The kick pattern is fairly complex (although it’ll make much more sense in the next step, when we add the snare hits). There’s a hit on the first beat of each bar, but the other three hits are off the beat. Note that some of the hits are triggered at a lower velocity. These aren’t quite ghost hits, but the velocity variation emphasises the groove of the beat.
The snare sound is based on an Alesis DM5 hit which has been layered with another snare sample from a Roland JD-990 expansion card. An Alesis HR-16 clap has been tucked underneath at a low level just to add a little extra character. We’ve pitched the hits to work together and shortened the release, then added a sample of vinyl dust for some extra character and grit. The EQ on the snare layers cuts off the snare layers, then we’ve added some subtle compression and room reverb for depth.
The snare is a simple pattern on the second and fourth beat of each bar, with an added ghost hit right at the end of the bar. Note how the snares play around the kick drums.
For the hat pattern we’ve created our own sound based on a 909 hit but with an added stereo effect by panning one copy of the sample to the left and one to the right. The key to making the combined hat sound wide is to alter the start times of the two hats in relation to each other, and to add variation to the pitch and amp envelopes. One hat was was pitched down 5 steps and the other 4. Reverb was added for extra character, as shown.
The hat pattern again fills some of the gaps left by the kick and snare, with extensive use of ghost hits for groove.
Our shaker part uses a similar approach to the hats, spreading the stereo image using two copies of the same sample (in this case a live shaker sample). Any kind of shaker or similar percussion sound can work for this pattern. We’ve mixed it relatively quietly to avoid dominating the groove.
For extra character, we’ve added a snap sample, mirroring the snare on the second and fourth hits of each bar. The reason we’ve chosen to program this as a separate hit rather than layering it with the snare is so that we can vary the patterns slightly. In this case we’re not mirroring the ghost hit at the end of the bar, but you could also use the snap to add extra ghost hits around the existing snares.
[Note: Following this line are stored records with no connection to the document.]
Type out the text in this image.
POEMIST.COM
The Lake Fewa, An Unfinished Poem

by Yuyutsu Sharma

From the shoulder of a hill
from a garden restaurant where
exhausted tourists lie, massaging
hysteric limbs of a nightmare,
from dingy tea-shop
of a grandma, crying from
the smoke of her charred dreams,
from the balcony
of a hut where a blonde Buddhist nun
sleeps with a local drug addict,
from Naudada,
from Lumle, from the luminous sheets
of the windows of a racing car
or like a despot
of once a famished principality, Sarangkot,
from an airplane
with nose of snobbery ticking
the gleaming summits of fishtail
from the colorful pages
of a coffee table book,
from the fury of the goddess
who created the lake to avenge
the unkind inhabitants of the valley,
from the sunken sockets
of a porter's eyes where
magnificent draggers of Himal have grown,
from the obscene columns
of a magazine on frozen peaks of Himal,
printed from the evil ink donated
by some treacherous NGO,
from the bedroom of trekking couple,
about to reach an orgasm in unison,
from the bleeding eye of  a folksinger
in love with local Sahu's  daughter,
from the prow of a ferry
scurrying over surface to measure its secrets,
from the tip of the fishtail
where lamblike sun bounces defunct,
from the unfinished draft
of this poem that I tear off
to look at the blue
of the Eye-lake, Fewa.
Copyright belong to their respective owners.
Our sample here comes from an Alesis D4. We’ve pitched it up one step and tightened up the release. Just as with the snare we’ve added a slight hint of room reverb.
For the last step, we’ve grabbed a vocal shout from a vocal recording session. A lot of sample library companies have releases dedicated to vocals and vocal snippets, so finding one to fit this kind of beat is just about choosing the right type of sound and the proper editing/processing.
The pattern is very simple, but pay close attention to the tuning of the vocal snippet; if your sample has a distinct pitch, you’ll need to make sure it’s in tune with the other melodic elements of your track.